Anagni, onde o Papa foi “estapeado”
Uma das melhores maneiras de percorrer e entender a história italiana é não limitar-se às grandes capitais, mas também explorar cidades menores com vasta relevância cultural.
Para quem passa por Roma, por exemplo, um bate e volta possível é aquele até Anagni. Localizada no sudeste do Lácio, a cidade é mundialmente conhecida porque foi o local de nascimento de quatro Papas e residência de famílias papais.
Em um país que esbanja tradição artística, os italianos nascem em meio à beleza e Anagni não foge da regra. Basta um passeio pelo seu centro histórico para ficar encantado com a cidade.
Nesse post contei em detalhes as atrações de Anagni, mas um de seus maiores destaques é o chamado Palácio de Bonifácio VIII, do século XIII.
O edifício é renomado por suas salas ricas de afrescos – como a Sala delle Oche ou Sala dos Gansos – e principalmente por ter sido palco de um famoso episódio de ofensa à igreja católica.
Para entender qual era o contexto da época, vale lembrar que o Papa Bonifácio VIII era um membro da poderosa família Caetani e que durante o seu pontificado colecionou inimigos, principalmente entre os descendentes de uma família rival, aquela dos Colonna.
Supõe-se que Bonifacio VIII tenha ordenado o assassinato de seu predecessor, o Papa Celestino V, e perseguido os seus adeptos, entre eles os Colonna. Bonifacio VIII defendia o poder universal, incontestável e eterno da igreja católica. Em outros termos, sublinhava a superioridade do papa sobre os reis. Enquanto isso, na França, Felipe IV – também chamado de Felipe, o Belo – era o rei do primeiro Estado nacional da Europa.

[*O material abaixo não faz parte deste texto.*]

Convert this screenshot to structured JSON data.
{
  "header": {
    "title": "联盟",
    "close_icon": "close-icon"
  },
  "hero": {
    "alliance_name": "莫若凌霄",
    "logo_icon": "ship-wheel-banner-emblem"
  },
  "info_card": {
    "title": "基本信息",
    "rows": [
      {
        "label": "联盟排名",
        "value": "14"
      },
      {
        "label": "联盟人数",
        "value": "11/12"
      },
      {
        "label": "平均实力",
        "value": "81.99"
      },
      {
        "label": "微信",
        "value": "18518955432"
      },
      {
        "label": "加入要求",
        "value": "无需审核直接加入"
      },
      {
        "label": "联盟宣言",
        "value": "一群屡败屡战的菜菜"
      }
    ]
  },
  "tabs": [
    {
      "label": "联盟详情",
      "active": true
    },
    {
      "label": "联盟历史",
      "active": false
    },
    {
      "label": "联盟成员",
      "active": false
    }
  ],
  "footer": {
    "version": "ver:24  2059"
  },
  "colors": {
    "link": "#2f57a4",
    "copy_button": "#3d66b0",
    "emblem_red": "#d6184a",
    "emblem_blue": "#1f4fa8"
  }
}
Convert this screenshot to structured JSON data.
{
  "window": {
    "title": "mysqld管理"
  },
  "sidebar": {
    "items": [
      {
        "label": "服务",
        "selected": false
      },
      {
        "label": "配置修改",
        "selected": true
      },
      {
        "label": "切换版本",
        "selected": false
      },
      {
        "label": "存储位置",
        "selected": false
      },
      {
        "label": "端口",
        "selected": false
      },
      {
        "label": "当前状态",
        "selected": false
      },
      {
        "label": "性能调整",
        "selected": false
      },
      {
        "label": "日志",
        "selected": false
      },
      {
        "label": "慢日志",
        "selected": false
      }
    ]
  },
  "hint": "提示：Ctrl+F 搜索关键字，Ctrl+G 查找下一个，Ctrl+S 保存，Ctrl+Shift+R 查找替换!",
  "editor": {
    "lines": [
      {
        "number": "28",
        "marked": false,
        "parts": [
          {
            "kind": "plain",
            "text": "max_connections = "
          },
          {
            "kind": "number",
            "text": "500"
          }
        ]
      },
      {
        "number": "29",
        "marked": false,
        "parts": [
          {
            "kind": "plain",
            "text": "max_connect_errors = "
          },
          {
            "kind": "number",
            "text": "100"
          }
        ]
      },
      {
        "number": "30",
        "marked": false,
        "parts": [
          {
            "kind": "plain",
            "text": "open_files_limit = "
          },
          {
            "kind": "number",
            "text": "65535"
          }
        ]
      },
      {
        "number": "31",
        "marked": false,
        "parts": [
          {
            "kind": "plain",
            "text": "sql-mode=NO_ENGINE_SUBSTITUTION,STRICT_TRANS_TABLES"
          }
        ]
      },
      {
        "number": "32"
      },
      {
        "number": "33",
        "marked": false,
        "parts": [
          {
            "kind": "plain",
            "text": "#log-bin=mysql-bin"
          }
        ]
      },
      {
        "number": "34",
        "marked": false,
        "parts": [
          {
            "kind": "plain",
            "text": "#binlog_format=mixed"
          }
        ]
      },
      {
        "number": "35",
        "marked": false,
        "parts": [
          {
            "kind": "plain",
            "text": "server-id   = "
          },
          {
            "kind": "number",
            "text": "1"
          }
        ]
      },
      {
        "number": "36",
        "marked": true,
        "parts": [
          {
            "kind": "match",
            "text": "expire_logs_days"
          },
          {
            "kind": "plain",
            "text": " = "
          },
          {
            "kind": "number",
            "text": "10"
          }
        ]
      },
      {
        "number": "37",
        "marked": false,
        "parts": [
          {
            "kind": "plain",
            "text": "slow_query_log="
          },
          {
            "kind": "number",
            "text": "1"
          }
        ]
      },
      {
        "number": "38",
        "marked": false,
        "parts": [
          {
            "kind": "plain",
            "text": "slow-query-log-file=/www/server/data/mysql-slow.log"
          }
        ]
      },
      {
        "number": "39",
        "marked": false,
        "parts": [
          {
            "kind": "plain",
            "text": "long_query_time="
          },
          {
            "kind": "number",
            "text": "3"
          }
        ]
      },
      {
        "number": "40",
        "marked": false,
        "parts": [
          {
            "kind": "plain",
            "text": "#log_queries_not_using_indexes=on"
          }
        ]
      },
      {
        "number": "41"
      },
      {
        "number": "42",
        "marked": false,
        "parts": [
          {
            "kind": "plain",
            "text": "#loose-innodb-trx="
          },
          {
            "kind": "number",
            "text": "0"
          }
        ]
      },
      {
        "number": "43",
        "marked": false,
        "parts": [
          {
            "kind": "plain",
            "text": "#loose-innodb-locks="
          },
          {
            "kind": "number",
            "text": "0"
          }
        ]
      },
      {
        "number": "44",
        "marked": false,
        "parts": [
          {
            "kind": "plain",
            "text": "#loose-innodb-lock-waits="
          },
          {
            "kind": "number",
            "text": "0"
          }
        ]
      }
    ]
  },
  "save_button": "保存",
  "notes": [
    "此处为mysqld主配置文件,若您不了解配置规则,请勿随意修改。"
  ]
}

Polêmico e hostil a várias nações, ele suprimiu a Ordem dos Cavaleiros Templários e lutou para a transferência do Papado para a cidade de Avignon. Felipe IV precisava de recursos econômicos para financiar guerras. Por isso, confiscou bens a banqueiros e abades, impôs impostos ao clero francês e proibiu o envio de dinheiro aos Estados Pontifícios. Essas medidas aumentaram, inevitavelmente, o mal- estar com a igreja.
Bonifácio VIII ameaçou-o de excomunhão, mas em 1303 Felipe O Belo respondeu à ameaça enviando o seu conselheiro Guilherme de Nogaret e uma armada para a capital italiana. O objetivo da iniciativa era prender o papa e levá-lo a julgamento. A Nogaret uniu-se Sciarra Colonna, que acompanhou a expedição até em Anagni. No dia 7 de setembro de 1303, homens armados invadiram o palácio papal em Anagni e Bonifácio VIII, abandondado por seus aliados, não reagiu à violência dos homens enviados por Felipe O Belo.
Sentado em sua cadeira e vestido com roupas de cerimônia, o pontífice afirmou que estava disposto a morrer, mas morreria como Papa. Sua personalidade forte teria impressionado Nogaret, mas provocado a ira de Sciarra Colonna. Alimentando a rivalidade entre as famílias Caetani e Colonna, Sciarra lhe deu uma bofetada. O episódio, até hoje, é conhecido como Lo schiaffo di Anagni. (O tapa de Anagni).
O Papa foi preso em seu palácio e liberado depois de alguns dias, mas a humilhação foi tanta que Bonifácio VIII morreu no mês seguinte. Provavelmente, a reação narrada como um “tapa” não foi exatamente um gesto físico, mas moral e simbólico. Invadir o palácio de Anagni e prender o pontífice significava desafiar a autoridade igreja católica e após esse fato a sede foi transferida para Avignon até 1377.
A perda do poder, provavelmente, foi fatal para o pontífice, que foi o primeiro a promover um Jubileu e também foi citado nos versos de Dante Alighieri na Divina Comédia. Hoje, A chamada Sala dello Schiaffo, além de ser visitada pelo público, em ocasiões especiais é usada para recitais e eventos de prestígio.